Creek 4140 S2 Overhaul and Voltage Conversion

From the Rain City Audio Repair Blog:

This Creek 4140 S2 amplifier is a bit newer than most through the shop, although it’s getting up there. This particular one was constructed in 1989, and came via eBay from the UK configured for 220V power. The owner wanted it checked out and converted over to a U.S. power supply.

It’s an unassuming little amplifier, delivering 30W per channel at 0.1% THD. Inside, it’s pretty simply built but very clean. The shop has a universal power transformer that accepts nearly every plug style in both voltages, so it was easy to check out. The amplifier “worked”, although you had to crank the volume all the way up to maximum – the signal was getting attenuated along the way but it was still passing all the way through.

Because of the small number of capacitors in this unit, I recommended they all be replaced, and found that two of the small signal capacitors had gone very low in value towards being open. With the capacitors replaced, the unit came to life on 220V just fine.

The owner supplied a 120V transformer for this amplifier to swap. Theoretically, according to the schematic, the transformer has a split primary which can be wired in series or parallel for either voltage, but in practice there was no sign of the extra taps, so it was just a direct swap-over.

Transformer leads are enameled wire, which needs to be scraped down to the bare copper in order to take solder. Then the leads were joined back to the same colors.

Finally, it was time to swap the plug with a U.S. fitting.
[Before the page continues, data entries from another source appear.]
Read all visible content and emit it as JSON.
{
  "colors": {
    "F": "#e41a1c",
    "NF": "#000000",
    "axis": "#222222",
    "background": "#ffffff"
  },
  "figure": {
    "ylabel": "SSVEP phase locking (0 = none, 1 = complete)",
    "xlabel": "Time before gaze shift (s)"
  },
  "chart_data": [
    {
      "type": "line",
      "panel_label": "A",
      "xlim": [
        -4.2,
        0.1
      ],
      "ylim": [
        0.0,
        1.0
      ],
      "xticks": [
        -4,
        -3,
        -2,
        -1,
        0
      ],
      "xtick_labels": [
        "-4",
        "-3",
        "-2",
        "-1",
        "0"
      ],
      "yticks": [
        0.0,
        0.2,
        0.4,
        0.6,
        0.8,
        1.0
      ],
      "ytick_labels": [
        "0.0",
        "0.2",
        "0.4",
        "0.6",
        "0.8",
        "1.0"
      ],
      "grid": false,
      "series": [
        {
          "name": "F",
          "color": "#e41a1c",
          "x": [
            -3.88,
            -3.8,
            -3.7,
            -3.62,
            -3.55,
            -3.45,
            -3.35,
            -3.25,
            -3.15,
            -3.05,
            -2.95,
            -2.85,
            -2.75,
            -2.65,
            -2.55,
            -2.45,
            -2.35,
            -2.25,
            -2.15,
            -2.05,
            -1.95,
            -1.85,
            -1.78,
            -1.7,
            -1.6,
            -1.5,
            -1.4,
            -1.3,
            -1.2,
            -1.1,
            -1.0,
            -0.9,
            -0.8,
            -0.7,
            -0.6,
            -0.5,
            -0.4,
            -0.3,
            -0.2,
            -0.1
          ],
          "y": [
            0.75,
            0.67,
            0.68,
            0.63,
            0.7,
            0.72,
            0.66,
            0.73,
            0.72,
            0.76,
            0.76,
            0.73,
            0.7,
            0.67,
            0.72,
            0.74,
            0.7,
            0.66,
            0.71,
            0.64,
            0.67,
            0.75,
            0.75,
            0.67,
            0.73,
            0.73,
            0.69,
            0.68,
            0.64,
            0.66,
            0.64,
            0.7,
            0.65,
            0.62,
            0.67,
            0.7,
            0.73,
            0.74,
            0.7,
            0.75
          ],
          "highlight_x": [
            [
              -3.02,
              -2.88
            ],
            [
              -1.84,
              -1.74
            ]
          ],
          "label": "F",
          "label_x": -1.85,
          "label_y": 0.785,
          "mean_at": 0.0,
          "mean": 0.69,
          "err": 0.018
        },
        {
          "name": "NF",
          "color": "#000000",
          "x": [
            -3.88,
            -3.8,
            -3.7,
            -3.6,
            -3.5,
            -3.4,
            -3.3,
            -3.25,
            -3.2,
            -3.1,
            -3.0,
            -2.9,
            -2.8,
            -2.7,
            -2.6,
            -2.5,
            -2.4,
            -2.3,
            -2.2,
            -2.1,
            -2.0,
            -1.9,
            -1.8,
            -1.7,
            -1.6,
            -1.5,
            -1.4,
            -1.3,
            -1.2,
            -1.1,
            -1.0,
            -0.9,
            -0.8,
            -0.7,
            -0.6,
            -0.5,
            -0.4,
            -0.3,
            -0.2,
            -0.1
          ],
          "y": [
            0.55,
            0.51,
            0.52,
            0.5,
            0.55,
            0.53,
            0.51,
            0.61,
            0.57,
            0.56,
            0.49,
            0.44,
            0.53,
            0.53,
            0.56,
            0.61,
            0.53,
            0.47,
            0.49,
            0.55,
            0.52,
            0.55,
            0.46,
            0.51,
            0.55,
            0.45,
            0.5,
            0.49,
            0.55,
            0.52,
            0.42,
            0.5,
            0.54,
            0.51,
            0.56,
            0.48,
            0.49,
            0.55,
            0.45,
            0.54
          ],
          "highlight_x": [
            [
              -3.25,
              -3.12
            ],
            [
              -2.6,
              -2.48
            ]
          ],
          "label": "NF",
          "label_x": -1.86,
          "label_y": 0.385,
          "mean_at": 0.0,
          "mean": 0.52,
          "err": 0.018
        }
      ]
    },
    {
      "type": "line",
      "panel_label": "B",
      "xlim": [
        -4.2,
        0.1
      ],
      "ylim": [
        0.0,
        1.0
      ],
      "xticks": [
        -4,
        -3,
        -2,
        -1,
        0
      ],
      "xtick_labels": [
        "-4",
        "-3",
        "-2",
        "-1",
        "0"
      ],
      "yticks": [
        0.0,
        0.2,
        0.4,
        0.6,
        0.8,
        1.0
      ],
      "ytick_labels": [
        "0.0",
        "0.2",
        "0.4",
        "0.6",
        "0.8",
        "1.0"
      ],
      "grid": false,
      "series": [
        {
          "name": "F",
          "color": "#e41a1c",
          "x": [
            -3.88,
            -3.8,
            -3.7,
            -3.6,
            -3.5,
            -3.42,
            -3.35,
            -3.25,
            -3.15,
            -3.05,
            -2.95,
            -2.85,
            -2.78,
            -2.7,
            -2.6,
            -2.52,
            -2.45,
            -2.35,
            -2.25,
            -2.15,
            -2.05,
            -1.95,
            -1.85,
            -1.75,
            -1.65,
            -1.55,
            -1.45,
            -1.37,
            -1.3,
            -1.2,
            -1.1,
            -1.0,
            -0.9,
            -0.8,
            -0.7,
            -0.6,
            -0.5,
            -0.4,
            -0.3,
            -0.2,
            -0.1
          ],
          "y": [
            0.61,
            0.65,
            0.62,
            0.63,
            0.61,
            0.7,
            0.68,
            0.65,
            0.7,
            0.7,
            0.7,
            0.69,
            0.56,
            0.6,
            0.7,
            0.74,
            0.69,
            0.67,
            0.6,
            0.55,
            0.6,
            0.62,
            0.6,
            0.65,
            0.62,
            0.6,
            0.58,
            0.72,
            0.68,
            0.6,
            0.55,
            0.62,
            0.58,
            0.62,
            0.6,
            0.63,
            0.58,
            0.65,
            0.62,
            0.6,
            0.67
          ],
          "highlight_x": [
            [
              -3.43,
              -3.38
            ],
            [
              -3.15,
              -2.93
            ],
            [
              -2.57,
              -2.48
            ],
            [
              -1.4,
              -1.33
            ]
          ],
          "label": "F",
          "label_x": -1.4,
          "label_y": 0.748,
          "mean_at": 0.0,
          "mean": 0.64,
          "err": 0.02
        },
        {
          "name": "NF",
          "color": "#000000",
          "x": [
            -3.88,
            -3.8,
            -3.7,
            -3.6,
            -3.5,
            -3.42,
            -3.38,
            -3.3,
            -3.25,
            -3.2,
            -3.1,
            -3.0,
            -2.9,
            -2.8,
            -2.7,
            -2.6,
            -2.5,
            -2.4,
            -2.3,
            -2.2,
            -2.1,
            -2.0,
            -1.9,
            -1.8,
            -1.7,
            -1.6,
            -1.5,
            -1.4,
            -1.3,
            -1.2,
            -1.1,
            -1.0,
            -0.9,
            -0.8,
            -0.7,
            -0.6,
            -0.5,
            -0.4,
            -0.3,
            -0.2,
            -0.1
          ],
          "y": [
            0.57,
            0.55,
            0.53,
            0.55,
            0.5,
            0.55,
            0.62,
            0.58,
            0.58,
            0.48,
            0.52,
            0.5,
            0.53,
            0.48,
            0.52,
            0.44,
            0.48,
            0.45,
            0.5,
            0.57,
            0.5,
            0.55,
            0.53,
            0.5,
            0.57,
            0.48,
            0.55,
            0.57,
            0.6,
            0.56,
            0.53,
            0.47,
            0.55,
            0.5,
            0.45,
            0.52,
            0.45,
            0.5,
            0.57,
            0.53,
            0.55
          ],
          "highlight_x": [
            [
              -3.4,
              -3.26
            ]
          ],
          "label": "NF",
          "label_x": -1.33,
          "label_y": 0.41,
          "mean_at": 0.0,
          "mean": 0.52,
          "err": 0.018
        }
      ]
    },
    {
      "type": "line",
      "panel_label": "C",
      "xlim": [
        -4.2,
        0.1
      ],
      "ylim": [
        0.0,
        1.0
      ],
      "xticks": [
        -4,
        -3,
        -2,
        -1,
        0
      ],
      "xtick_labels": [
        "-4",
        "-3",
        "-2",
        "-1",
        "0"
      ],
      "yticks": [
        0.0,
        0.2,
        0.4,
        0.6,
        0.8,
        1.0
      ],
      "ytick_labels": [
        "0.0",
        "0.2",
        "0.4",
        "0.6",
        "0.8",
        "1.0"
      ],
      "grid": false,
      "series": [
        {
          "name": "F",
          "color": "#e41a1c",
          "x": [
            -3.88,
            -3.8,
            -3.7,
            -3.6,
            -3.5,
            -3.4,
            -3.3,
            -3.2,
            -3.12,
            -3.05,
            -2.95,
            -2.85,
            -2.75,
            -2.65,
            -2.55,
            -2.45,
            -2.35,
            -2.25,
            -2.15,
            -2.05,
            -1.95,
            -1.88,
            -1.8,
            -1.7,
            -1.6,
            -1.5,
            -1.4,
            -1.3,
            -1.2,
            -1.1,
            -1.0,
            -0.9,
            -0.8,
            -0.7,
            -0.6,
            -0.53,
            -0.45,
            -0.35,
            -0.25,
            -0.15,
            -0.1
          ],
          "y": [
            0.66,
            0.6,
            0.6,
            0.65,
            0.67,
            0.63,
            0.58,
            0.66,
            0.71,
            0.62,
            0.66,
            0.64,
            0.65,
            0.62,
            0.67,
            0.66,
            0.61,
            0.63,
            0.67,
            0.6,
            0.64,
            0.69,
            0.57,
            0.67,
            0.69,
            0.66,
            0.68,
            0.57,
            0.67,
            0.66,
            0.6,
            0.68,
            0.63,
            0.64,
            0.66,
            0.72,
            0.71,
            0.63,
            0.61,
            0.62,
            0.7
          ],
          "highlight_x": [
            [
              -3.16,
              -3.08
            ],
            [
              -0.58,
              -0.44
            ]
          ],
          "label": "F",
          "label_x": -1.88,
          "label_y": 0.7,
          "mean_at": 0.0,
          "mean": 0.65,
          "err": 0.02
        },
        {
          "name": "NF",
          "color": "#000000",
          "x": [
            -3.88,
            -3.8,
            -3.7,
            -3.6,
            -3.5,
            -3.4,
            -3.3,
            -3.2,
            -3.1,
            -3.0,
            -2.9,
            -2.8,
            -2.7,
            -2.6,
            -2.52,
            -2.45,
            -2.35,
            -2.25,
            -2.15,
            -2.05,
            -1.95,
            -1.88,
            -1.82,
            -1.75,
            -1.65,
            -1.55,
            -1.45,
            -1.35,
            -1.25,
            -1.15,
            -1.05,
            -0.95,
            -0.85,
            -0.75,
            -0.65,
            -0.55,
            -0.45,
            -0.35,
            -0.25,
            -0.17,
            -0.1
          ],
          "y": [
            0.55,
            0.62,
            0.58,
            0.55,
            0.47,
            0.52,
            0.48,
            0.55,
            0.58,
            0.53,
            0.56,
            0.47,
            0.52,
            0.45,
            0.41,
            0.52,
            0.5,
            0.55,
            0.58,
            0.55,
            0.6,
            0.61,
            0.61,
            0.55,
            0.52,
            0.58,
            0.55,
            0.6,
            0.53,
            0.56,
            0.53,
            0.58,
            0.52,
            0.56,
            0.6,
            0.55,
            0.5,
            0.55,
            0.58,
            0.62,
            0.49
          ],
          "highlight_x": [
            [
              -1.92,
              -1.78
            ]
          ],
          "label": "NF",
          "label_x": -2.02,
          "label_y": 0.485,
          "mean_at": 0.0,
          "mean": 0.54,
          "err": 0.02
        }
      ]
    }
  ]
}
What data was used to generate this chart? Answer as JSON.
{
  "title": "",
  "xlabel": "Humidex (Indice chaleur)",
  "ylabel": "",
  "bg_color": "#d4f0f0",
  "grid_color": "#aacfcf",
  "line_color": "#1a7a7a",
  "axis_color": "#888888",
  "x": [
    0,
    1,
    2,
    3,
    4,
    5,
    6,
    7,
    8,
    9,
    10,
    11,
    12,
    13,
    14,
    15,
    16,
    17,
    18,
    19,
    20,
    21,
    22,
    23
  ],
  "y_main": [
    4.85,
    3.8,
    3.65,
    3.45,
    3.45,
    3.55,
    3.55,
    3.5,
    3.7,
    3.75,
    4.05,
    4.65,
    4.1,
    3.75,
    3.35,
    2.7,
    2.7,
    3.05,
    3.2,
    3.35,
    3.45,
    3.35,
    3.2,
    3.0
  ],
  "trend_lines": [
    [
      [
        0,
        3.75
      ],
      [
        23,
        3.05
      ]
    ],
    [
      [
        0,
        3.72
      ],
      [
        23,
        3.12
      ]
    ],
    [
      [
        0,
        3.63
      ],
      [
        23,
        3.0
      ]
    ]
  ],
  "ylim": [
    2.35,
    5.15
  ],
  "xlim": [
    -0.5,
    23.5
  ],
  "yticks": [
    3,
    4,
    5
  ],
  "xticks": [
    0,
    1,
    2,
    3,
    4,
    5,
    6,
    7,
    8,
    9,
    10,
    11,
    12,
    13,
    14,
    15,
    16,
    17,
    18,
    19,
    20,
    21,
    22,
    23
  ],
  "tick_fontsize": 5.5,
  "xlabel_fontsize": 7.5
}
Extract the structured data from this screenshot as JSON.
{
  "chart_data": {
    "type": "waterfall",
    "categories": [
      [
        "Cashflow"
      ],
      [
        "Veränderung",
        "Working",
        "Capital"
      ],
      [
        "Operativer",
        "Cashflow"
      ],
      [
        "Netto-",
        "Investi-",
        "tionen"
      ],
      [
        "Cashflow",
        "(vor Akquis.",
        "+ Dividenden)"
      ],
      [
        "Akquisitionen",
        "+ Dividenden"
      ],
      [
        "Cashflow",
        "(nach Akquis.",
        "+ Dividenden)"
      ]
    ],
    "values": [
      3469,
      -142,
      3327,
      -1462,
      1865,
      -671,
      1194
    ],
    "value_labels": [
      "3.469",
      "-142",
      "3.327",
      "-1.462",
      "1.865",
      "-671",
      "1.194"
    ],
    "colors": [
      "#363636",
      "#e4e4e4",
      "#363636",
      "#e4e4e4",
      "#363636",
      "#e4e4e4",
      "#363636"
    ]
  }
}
Time for some testing! The Creek 4140 S2 is rated for 20 Hz – 20 kHz, with 0.1% THD at 1 kHz. How’d it do? The Audio Precision System One analyzer gave some insight. Frequency response from 20 Hz – 20 kHz was flat +/- 1 dB, which is fantastic.

On the extended range frequency response test, the actual -1 dB point was at 20 Hz on the low end and 30 kHz on the high end; +/- 3 dB at 10 Hz and 60 kHz. The channels are slightly imbalanced, even after bias adjustment, but not enough to worry about tracking down.

The amplifier delivered < 0.07% THD at 1 kHz, and overall had acceptable distortion performance.

Quite a few parts came out of this one!

A listening test proved this little amp sounded great, and so it was time to clean up and send it home.